Одной весной я жил там несколько дней в палатке над долиной, на краю садов. Яро цвели громадные груши. Старая яблоня выбросила бело-розовые цветы и превратилась в какой-то шатер или скорее терем, в котором возились породистыми вельможами басовитые шмели, звенели хлопотливые пчелы, порхали хрупкие бабочки, блестели крыльями быстрые мухи. И вся яблоня гудела и благоухала. Я не мог оторвать от нее глаз. Вечером со стороны Белкинского леса валили тучи, и яблоня на темном фоне сверкала какой-то нездешней белизной, индийской яркостью, словно гора, сравнимая лишь с великими вершинами. Фотоаппарата не было, и я пытался навсегда запечатлеть ее взглядом. Может быть, тогда мне и доступнее была интуиция о сердце как вместилище мира, потому что яблоня в сердце и погружалась, она белела в нем, распирая ребра ветвями, мешая дышать, опьяняя чистотой и ароматом. Я молча смотрел на это. Спать долго не ложился, дожидался звезд, и они появились, наполнили славажские сады с призрачными яблонями, вишнями, грушами. В полночь на юге взошла большая красноватая звезда. И как будто ее появления ждала неясыть, она летала среди старых дерев парка и заунывно протяжно кричала. Можно было подумать, что между нею и звездой есть какая-то тайна. Встал рано, чтобы не пропустить восход. И до солнца бродил по мокрым росистым травам, иногда согреваясь взмахами рук под бледным взглядом луны. Луна над старыми липами, кленами и дубами барского парка казалась стеклянной, праздничной, праздной. Она как будто всю ночь бродила в парке, заглядывала в руины и лишь на рассвете устало взошла выше и замерла. Сапоги у меня от росы были блестящими, к ним прилипли несколько яблоневых лепестков, и от этой контрастной белизны зрачки расширялись. Соловьи уже пели.
Солнце медленно двинулось со стороны Ляхова, и я остановился. За лесом что-то напружинилось, сгустилось. Сконцентрированное свечение расширялось, раскрывалось наподобие цветка. Вот почему у египтян Ра выходит из лотоса, понял я, позабыв о холоде. И в следующее мгновение узрел ослепительную дрожащую пламенеющую чисто бровь над темным горбом леса. Затем огненный зрак вперился в мои зрачки, и над долиной словно бы натянулись необъяснимые нити, они должны были звучать, петь, но не издавали ни звука, лишь сильнее натягивались, сияя. И хотя соловьи распевали, восход солнца озарял все молчанием. Оно молчало, и это было непостижимо. Я отвел глаза, отвернулся, взглянул на прохладную луну, чистую, с серебряными пятнами материков, выпуклую, полую. Цветущие деревья порозовели. Трава была пронзительно зеленой. Зелены были клены и липы, дубы. Меня снова охватила дрожь. Но солнце разгоралось, краснело в цветущих ветвях Славажского Николы. И к соловьям присоединялись другие птицы. Ознобное дыхание утра смягчалось, теплело. И уже гудели первые шмели.

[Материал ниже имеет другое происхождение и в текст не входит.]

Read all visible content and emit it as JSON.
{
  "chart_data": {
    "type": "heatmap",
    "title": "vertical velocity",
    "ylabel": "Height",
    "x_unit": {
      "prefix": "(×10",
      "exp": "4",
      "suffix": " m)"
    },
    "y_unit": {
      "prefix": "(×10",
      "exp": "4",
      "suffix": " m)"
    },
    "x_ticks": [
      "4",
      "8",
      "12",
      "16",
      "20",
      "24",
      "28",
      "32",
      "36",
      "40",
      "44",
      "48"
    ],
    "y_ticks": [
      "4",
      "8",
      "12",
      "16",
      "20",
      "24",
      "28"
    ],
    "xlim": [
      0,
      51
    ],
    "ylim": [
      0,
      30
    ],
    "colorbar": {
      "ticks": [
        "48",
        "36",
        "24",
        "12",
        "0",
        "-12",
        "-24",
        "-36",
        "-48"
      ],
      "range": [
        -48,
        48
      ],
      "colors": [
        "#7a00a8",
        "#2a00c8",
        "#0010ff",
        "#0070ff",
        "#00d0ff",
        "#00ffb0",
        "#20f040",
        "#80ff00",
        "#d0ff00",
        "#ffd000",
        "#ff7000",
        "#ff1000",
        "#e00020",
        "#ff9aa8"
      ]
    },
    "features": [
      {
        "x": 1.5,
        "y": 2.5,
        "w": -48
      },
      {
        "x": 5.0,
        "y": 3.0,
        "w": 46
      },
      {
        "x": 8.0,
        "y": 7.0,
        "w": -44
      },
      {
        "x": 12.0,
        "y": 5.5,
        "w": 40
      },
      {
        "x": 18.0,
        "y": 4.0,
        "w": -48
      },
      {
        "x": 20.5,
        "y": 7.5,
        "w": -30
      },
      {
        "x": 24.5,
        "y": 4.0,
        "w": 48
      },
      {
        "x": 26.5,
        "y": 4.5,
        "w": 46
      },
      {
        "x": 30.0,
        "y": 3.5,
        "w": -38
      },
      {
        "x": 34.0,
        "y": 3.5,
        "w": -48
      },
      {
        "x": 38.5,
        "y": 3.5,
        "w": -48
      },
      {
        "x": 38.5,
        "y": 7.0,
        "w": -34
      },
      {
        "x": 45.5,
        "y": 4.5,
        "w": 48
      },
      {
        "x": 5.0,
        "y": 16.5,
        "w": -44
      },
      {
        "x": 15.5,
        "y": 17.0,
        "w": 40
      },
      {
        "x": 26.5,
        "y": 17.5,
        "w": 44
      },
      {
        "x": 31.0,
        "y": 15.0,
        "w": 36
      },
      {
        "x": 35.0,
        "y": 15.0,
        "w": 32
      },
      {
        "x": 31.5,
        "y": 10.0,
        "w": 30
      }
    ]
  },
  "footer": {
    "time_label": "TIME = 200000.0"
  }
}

В жизни человека много утр, но накрепко запоминаются с десяток или того меньше. Я встречал утра на востоке и на западе, в тундре и в горах, на Байкале, на уральских озерах, в степи и на Днепре, утро над парижскими крышами и вершинами Гиндукуша, но это славажское утро останется лучшим.
Я и тогда, на краю Николы Славажского, понимал это. Правда, сознание неповторимости утра не помешало мне вернуться к лагерю, расстегнуть молнию и влезть в палатку да и заснуть под шум начинающегося ветра на ровной небольшой площадке, напоминающей какую-то ладонь.
Ветры всегда налетают из долины, особенно осенью. И гигантские березы на этой ладони шумят океанской парусной шхуной.